Wednesday, January 22, 2003
Congestion charging The BBC and others report on Finland's plans to use position data from mobile phones to locate traffic jams and warn drivers of congestion. Pilots are already under way, the plan being to monitor 5% of mobiles, with updated information being supplied every 30 seconds...The effect of everyone then responding in the same way to the same information will be interesting to study.
Meanwhile in London - with far greater traffic congestion problems than Helsinki - a new congestion charging system is due to start on 17 February, and nobody really knows what's going to happen. A planned deal with the Post Office to enable drivers to pay daily charges has fallen through, hardly any residents have registered for their discounts, and the Evening Standard newspaper reports difficulties with machines able to supply tickets (but then the ES has always had a gripe with London's mayor, Ken Livingstone).
It's unclear what kind of design or testing process the self-service machines have gone through, but some of the few early users report frustration and failure. Shop assistants working in outlets with machines have not been shown how to operate them. The internet facility has failed to accept bank debit cards, and is also has not permitted card expiry information to be entered. The Guardian reports "the launch of cclondon.com was beset by crashes", while the mayor himself saying that telephone menu options - on the charging telephone hotline - need clarifying. There is also an option to pay by mobile phone text - but this requires credit card expiry details in date/month/year format, while credit cards only provide month and year information.

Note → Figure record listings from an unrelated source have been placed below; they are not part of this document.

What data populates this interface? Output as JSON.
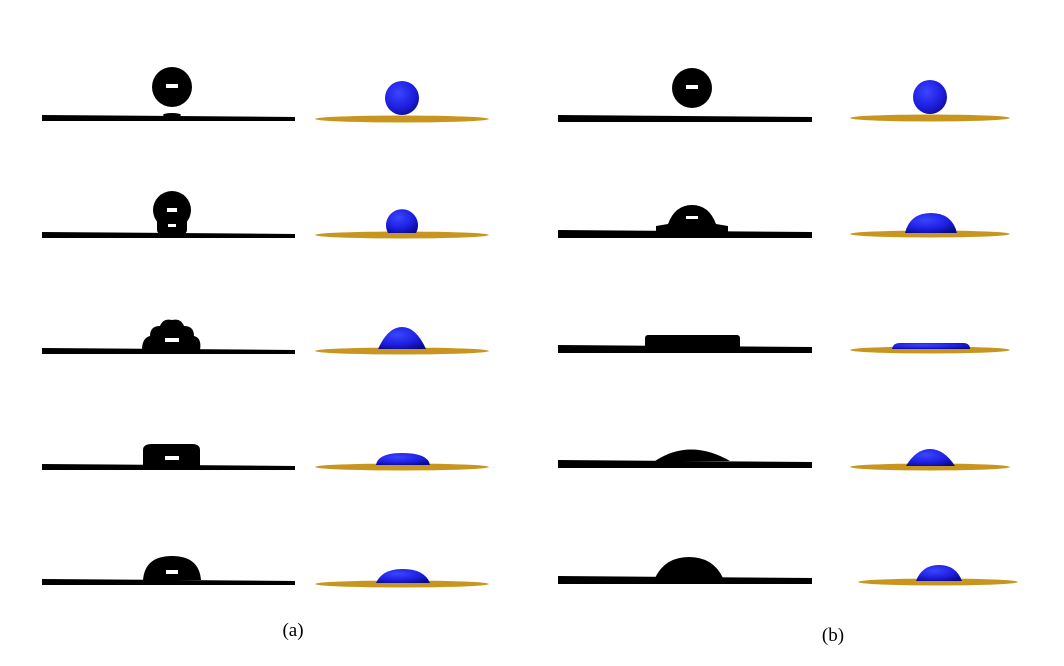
{
  "panels": [
    {
      "label": "(a)"
    },
    {
      "label": "(b)"
    }
  ]
}
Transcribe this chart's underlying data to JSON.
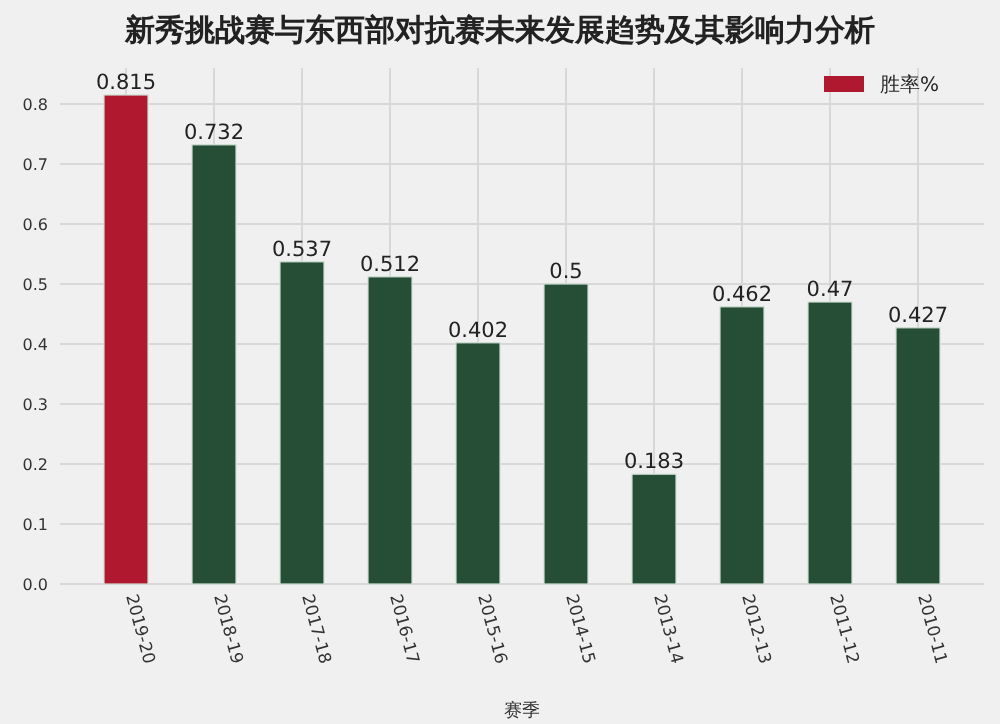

While "the system as a whole has been working perfectly okay", according to a Transport for London spokesperson, it has to be said that this was during a period with virtually no users. The contractor responsible for all this is one of the usual suspects, Capita. UK readers may recall that this was the firm behind the Individual Learning Accounts, an IT training grant scheme that turned into a fiasco, when the Capita website allowed dozens of training organisations to fraudulently claim government funds, sometimes amounting to millions of pounds - the entire scheme was abandoned and the IT training sector thrown into turmoil as a result. Capita was also behind the passport agency fiasco a few years back as well as the 2002 failure of a national security checking system for teachers.